HSE figures show that more workers are seriously injured on building sites than anywhere else

Employees in the building industry are still more likely to be seriously injured at work than those in any other sector, according to the Health and Safety Executive (HSE).

Between March 2006 and March 2007, there were 295 major non-fatal injuries per 100,000 full-time construction employees, compared with 247 in mining and utilities and 191 in agriculture.

The figure for construction has dropped 4% from the previous year, when 308 injuries were recorded per 100,000 operatives.

Of the total of 3,711 serious injuries, 987, or just over a quarter, were caused by falls from height. A similar number of accidents, 988, were trips, slips or falls from the same height.

The data also revealed that deaths from asbestosis rose steadily between 2000 and 2005, with numbers in 2005 hitting 134, a third more than the previous year.

There were also more than 2,000 deaths from mesothelioma, a lung cancer brought on by exposure to asbestos. Mesothelioma-related deaths are expected to peak at about 2,450 a year between 2011 and 2015 as workers exposed during the sixties and seventies develop the disease.

The predicted rise comes two weeks after law lords ended a 20-year right to compensation for pleural plaques, a fibrosis of the lung that indicates the presence of asbestos.
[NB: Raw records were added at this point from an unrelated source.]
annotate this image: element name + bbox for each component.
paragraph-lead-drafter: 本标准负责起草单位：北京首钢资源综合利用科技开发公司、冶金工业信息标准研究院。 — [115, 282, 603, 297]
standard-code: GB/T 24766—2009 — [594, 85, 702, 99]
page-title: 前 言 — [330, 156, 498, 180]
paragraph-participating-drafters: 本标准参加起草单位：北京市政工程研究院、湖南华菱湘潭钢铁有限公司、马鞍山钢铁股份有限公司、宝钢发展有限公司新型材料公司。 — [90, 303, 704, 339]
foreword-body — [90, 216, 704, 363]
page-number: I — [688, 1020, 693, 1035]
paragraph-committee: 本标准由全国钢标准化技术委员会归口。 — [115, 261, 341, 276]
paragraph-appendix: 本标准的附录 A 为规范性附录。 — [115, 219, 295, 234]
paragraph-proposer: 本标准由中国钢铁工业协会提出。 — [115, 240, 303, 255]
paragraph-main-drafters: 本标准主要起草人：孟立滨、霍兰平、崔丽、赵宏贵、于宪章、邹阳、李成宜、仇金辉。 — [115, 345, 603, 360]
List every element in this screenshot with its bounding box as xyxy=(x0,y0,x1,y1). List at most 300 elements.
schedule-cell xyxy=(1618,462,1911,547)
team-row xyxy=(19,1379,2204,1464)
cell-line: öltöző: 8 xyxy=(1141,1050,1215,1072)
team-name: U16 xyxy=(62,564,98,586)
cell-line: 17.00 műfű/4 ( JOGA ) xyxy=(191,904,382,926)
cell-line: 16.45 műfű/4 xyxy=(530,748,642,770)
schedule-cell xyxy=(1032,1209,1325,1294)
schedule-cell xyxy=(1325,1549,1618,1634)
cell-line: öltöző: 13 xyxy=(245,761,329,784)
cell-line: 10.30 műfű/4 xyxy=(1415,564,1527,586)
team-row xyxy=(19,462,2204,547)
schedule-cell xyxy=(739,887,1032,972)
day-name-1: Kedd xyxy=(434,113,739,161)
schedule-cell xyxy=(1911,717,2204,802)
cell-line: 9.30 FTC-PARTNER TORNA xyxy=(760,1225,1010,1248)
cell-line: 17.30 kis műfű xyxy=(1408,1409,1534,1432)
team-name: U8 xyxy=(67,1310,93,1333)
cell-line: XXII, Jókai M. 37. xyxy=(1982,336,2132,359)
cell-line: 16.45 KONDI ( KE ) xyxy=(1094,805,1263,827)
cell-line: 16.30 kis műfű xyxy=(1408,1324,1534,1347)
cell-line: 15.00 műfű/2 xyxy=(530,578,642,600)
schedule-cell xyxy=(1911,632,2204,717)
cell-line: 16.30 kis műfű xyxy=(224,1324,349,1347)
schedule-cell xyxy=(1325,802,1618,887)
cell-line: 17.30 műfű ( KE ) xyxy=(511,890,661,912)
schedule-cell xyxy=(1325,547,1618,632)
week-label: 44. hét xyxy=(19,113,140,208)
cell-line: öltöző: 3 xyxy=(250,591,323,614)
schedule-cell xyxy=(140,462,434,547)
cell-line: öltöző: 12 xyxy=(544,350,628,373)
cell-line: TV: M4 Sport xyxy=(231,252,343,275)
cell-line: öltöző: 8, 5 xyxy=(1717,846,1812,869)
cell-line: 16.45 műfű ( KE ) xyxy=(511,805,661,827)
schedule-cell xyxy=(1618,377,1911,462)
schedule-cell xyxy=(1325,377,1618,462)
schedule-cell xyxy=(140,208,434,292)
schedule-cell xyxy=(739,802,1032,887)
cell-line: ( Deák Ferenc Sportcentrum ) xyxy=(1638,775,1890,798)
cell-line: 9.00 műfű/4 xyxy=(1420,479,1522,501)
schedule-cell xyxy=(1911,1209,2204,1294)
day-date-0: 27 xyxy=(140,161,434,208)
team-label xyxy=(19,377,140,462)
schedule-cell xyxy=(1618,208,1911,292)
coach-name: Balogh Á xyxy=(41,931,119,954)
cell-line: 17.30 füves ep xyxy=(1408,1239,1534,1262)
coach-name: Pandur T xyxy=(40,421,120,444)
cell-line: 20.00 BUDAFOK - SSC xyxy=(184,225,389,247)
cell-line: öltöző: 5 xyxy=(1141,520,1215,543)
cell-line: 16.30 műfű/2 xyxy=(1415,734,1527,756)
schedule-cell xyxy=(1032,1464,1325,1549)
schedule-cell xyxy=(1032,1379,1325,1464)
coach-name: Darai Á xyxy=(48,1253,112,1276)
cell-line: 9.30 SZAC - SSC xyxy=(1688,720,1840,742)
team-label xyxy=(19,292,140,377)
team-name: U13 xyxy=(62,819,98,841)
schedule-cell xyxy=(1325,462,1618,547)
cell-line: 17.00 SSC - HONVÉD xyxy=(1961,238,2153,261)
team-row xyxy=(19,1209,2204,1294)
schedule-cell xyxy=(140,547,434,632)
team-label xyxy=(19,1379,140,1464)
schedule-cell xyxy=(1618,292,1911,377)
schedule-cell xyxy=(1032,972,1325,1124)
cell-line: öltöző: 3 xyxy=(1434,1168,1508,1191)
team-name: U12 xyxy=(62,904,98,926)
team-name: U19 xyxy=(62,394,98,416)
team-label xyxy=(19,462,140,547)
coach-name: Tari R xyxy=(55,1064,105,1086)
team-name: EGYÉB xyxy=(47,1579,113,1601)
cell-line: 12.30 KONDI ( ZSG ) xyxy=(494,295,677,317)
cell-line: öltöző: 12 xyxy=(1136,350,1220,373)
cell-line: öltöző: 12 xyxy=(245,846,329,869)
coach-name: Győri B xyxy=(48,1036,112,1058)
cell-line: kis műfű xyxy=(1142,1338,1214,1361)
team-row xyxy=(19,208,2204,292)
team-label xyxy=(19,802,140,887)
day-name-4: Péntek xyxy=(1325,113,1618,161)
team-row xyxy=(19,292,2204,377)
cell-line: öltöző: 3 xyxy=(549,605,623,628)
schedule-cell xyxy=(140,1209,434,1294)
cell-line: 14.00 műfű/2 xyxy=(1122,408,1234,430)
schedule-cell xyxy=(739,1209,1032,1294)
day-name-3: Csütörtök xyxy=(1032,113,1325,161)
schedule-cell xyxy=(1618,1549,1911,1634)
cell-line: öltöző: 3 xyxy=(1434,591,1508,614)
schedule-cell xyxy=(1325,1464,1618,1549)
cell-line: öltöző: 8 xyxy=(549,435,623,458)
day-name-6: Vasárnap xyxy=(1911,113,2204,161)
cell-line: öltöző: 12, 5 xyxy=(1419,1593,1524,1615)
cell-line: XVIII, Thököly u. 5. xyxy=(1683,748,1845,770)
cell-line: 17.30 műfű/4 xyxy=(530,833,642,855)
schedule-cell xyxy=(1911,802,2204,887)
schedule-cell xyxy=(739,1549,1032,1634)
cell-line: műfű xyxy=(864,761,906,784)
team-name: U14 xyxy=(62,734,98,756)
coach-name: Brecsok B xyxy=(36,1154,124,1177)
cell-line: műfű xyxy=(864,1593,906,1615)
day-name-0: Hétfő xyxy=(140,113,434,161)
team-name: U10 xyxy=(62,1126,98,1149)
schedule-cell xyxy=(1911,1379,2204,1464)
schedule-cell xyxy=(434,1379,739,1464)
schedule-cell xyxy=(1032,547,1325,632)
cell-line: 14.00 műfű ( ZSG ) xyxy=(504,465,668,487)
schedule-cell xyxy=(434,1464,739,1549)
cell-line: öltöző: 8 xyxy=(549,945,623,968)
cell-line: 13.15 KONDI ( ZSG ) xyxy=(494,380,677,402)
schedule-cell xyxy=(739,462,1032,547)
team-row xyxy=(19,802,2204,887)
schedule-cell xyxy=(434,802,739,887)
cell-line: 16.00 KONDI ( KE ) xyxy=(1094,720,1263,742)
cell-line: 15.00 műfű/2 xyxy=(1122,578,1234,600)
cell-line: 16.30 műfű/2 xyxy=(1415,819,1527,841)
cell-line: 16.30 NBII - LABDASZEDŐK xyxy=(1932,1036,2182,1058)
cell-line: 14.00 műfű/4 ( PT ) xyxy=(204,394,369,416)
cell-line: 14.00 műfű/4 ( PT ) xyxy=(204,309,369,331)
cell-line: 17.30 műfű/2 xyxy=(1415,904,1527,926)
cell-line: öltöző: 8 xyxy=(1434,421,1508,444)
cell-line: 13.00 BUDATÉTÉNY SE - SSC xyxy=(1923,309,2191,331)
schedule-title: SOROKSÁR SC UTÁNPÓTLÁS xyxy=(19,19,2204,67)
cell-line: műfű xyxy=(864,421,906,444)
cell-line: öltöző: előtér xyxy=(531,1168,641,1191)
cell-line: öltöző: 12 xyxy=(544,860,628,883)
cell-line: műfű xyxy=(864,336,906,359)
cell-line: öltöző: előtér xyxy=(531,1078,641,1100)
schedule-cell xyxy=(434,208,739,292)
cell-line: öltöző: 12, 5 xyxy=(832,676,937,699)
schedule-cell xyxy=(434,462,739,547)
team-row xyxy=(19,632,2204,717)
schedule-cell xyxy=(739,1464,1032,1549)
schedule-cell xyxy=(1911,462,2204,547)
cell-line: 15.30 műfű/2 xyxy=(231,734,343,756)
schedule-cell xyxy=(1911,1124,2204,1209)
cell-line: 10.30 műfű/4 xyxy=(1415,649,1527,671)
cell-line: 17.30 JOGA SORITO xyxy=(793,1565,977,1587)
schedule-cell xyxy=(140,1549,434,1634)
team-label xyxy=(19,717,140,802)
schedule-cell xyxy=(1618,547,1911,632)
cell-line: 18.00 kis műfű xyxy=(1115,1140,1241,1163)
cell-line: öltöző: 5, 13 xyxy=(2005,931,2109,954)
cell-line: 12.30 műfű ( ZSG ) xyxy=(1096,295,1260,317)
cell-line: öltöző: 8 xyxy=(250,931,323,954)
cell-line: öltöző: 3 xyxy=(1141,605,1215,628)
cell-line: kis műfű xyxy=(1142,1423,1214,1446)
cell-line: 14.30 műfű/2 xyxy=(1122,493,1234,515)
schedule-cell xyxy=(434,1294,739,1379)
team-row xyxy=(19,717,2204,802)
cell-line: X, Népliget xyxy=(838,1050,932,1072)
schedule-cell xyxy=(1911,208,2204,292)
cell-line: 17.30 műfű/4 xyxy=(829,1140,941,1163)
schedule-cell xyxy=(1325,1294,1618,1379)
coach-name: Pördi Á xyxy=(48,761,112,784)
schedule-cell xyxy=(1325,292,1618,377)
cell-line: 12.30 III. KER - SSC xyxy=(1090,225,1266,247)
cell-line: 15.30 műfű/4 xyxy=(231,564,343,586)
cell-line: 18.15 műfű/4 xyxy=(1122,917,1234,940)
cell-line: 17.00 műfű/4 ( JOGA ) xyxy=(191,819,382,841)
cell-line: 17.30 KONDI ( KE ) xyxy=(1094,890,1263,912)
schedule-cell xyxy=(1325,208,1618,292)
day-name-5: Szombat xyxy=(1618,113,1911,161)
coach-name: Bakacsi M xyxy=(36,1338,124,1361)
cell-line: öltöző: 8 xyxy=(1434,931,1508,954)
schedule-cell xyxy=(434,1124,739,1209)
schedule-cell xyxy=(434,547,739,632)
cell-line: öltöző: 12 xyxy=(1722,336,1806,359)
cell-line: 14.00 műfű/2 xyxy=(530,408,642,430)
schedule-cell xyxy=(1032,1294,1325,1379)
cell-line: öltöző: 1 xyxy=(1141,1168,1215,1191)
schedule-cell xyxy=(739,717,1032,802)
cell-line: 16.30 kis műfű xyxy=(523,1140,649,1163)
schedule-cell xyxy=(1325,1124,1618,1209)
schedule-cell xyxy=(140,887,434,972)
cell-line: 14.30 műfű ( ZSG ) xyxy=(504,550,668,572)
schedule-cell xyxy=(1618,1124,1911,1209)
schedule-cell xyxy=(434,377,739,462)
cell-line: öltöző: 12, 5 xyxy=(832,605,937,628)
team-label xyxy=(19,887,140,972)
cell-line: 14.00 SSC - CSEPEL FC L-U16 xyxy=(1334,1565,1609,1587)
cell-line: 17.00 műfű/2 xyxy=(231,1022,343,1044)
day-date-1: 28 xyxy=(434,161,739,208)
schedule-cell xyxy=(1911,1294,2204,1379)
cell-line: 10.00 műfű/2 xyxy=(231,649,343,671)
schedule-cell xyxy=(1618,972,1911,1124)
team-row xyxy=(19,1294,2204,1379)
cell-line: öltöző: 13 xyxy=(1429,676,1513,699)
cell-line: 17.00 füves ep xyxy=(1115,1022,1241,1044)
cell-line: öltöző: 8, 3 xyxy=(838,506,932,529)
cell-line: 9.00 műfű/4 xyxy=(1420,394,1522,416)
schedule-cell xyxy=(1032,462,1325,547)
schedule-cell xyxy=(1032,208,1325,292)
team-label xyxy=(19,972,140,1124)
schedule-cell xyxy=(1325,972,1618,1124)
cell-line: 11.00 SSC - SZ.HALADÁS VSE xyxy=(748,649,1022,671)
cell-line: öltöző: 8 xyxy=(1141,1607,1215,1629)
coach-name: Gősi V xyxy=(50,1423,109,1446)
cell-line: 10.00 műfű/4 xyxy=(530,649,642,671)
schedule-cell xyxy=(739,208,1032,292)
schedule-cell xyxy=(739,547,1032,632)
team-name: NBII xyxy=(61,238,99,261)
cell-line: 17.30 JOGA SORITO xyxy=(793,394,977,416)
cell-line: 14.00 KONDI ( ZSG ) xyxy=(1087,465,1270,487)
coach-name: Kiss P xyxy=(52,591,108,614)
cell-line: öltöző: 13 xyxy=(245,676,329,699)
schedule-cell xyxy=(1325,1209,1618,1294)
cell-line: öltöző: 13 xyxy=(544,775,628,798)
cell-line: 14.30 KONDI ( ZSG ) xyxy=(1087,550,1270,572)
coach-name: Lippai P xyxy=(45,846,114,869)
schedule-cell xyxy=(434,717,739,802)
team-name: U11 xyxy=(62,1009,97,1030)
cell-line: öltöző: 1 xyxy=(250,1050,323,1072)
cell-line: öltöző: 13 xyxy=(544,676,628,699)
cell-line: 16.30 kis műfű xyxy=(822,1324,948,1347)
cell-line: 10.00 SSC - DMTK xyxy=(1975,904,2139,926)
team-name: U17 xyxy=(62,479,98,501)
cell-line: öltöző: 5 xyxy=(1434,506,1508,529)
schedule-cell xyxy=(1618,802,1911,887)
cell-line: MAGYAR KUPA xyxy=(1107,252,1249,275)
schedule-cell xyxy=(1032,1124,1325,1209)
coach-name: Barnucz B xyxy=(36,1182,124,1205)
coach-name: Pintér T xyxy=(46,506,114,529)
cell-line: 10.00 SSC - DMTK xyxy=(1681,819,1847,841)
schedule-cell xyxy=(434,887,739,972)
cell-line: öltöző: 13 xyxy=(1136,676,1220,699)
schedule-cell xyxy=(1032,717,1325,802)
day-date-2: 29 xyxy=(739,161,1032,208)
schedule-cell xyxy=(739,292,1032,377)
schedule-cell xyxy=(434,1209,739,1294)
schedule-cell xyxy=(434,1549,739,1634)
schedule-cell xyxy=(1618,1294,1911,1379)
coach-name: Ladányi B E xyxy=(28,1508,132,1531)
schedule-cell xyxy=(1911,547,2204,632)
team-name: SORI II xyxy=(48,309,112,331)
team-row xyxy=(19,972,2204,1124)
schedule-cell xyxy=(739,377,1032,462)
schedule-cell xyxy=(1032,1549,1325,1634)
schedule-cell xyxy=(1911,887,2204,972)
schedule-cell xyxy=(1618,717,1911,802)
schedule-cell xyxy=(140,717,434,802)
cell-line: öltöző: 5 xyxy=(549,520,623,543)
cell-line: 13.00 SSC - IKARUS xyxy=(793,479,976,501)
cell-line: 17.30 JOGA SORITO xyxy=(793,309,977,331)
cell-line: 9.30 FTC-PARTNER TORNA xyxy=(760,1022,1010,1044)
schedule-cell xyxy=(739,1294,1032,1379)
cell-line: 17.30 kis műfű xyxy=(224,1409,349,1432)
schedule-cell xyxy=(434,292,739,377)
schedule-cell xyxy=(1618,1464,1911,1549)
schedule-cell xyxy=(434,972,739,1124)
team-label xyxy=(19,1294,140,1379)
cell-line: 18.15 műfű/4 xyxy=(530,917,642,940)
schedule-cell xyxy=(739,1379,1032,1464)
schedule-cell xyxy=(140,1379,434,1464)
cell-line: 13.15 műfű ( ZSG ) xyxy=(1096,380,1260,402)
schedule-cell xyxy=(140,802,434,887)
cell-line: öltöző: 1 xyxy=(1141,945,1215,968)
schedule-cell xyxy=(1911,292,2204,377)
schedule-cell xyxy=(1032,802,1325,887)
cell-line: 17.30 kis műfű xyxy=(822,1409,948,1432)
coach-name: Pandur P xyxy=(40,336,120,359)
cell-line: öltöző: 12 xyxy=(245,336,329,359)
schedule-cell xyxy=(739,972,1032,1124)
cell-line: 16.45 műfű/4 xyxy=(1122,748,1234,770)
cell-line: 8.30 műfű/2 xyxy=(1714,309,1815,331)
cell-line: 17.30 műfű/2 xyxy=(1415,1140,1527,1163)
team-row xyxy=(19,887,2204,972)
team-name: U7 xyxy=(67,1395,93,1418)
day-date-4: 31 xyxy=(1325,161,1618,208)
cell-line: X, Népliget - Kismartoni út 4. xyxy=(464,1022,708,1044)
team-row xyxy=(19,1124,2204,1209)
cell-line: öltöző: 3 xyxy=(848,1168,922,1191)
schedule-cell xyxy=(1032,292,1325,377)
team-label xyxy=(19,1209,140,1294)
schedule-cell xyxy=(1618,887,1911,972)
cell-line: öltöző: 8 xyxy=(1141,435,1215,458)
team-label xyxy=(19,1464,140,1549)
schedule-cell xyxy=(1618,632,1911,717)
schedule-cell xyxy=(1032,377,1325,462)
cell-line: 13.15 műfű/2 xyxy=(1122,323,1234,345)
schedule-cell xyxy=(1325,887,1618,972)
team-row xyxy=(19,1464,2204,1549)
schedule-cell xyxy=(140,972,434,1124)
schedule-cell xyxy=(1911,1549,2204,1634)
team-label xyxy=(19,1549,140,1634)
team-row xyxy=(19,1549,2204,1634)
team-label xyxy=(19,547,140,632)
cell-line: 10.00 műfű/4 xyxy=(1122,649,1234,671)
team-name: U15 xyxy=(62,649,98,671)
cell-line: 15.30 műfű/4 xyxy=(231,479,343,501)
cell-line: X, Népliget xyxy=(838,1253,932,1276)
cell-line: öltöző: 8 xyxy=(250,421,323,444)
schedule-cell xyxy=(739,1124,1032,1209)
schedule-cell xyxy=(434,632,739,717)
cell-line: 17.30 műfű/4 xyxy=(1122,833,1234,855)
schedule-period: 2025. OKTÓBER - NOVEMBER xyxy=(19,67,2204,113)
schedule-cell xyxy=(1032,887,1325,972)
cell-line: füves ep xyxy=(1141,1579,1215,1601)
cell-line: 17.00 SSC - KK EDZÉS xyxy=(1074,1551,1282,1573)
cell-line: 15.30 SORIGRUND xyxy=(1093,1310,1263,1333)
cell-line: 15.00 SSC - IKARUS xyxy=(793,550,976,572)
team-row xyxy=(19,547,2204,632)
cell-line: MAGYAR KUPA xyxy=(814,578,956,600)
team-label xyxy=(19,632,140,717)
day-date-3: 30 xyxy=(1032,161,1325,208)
The HSE revealed a five-year peak in on-site fatalities in July, with 77 deaths in 2006/07. Agriculture and construction together accounted for almost half of all workplace deaths.

Alan Ritchie, general secretary of the Ucatt union, said rates of injury needed to come down: “Although limited progress has been made, the overall figures are far too high. Far greater efforts need to be made to stop people being killed or maimed at work.”

Rob Miguel, health and safety officer for the Unite union, said the HSE needed more funding to combat the problems.

“It’s fairly obvious that the trade unions and employers need to work together, but at the end of the day there’s got to be more enforcement from the HSE.”

The HSE will launch a blitz on the refurbishment and new-build housing sectors early next year.